しかし、行政処分の執行停止を求めるためにはその行政処分の取消しの訴を提起することが要件とされている(行政事件訴訟法第二五条第二項)ところ、本件は、公売(滞納)処分の取消しの訴の提起がないのに、申立人は、これとは別個独立の処分である課税処分の取り消しを求める訴を提起したことを理由として、滞納処分としての不動産公売処分の執行停止を求めるものであるから、右申立ては不適法なものである。
二、本件公売処分の執行により、回復の困難な損害は発生しない。
(一) 本件の公売しようとする物件は、全て商品として分譲のため分筆したもののうち、売却できぬうちに被申立人により差し押えられた部分である。これら物件は本来売買の目的物なのであつて、かりに、本件物件が公売されることにより申立人が損害を受けたとしても、それは金銭によつて充分かつ容易に填補されるものであつて何ら回復困難なものではない。

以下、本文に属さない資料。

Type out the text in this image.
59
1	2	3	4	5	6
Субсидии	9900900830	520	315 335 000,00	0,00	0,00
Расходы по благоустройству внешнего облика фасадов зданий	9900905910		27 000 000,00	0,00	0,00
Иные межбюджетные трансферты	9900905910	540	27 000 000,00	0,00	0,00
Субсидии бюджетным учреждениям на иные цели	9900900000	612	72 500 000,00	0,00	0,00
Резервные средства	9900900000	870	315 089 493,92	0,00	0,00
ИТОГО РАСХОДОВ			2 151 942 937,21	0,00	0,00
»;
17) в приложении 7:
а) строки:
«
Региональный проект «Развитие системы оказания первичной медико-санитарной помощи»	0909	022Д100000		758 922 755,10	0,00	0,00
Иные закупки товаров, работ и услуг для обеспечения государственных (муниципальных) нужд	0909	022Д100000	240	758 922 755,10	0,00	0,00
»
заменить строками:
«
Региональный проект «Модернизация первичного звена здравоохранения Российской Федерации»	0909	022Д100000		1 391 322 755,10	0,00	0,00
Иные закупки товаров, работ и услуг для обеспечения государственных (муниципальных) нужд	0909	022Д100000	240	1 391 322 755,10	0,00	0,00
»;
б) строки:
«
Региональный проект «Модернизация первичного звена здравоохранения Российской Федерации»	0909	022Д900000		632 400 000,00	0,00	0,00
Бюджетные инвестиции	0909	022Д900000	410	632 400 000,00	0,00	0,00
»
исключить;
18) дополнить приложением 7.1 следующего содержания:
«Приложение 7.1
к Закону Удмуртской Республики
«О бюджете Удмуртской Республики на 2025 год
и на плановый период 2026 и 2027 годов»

(二) 申立人のいう豊田団地がいずれにあるか明らかでないが、申立人が分譲した日野市豊田所在通称くるみ団地には、市営上水道が埋設されて飲料水等として住民に利用されているのである。
申立人のいう水そうタンクは、六番二九にあるのではなく、六番壱と河川敷の境界辺上にあり、二、三の住民に利用されているが、飲料としてではなく、庭池用としてであつて申立人の主張するような重要なものではない。
(三) 六番参、六番参〇の二筆は、道路として利用されていることは認めるが、現況道路であるからといつて必ずしも換価々値がないとはいえない。
ことに、本公売においては、六番壱、六番参、六番弐九および六番参〇は、一括して公売することになつているのであり、かつ、袋地であるから、右道路を公売することにより他の住民に何らの影響を及ぼさないから、申立人の信用が損なわれることはない。
三、昭和四六年二月一〇日付公売通知書(公売公告第一五号)のうち、公売にかかる国税の額、昭和三九年度源泉税本税八八三、四五九円、加算税八一、六〇〇円と記載してあるのは、誤りであることは認める。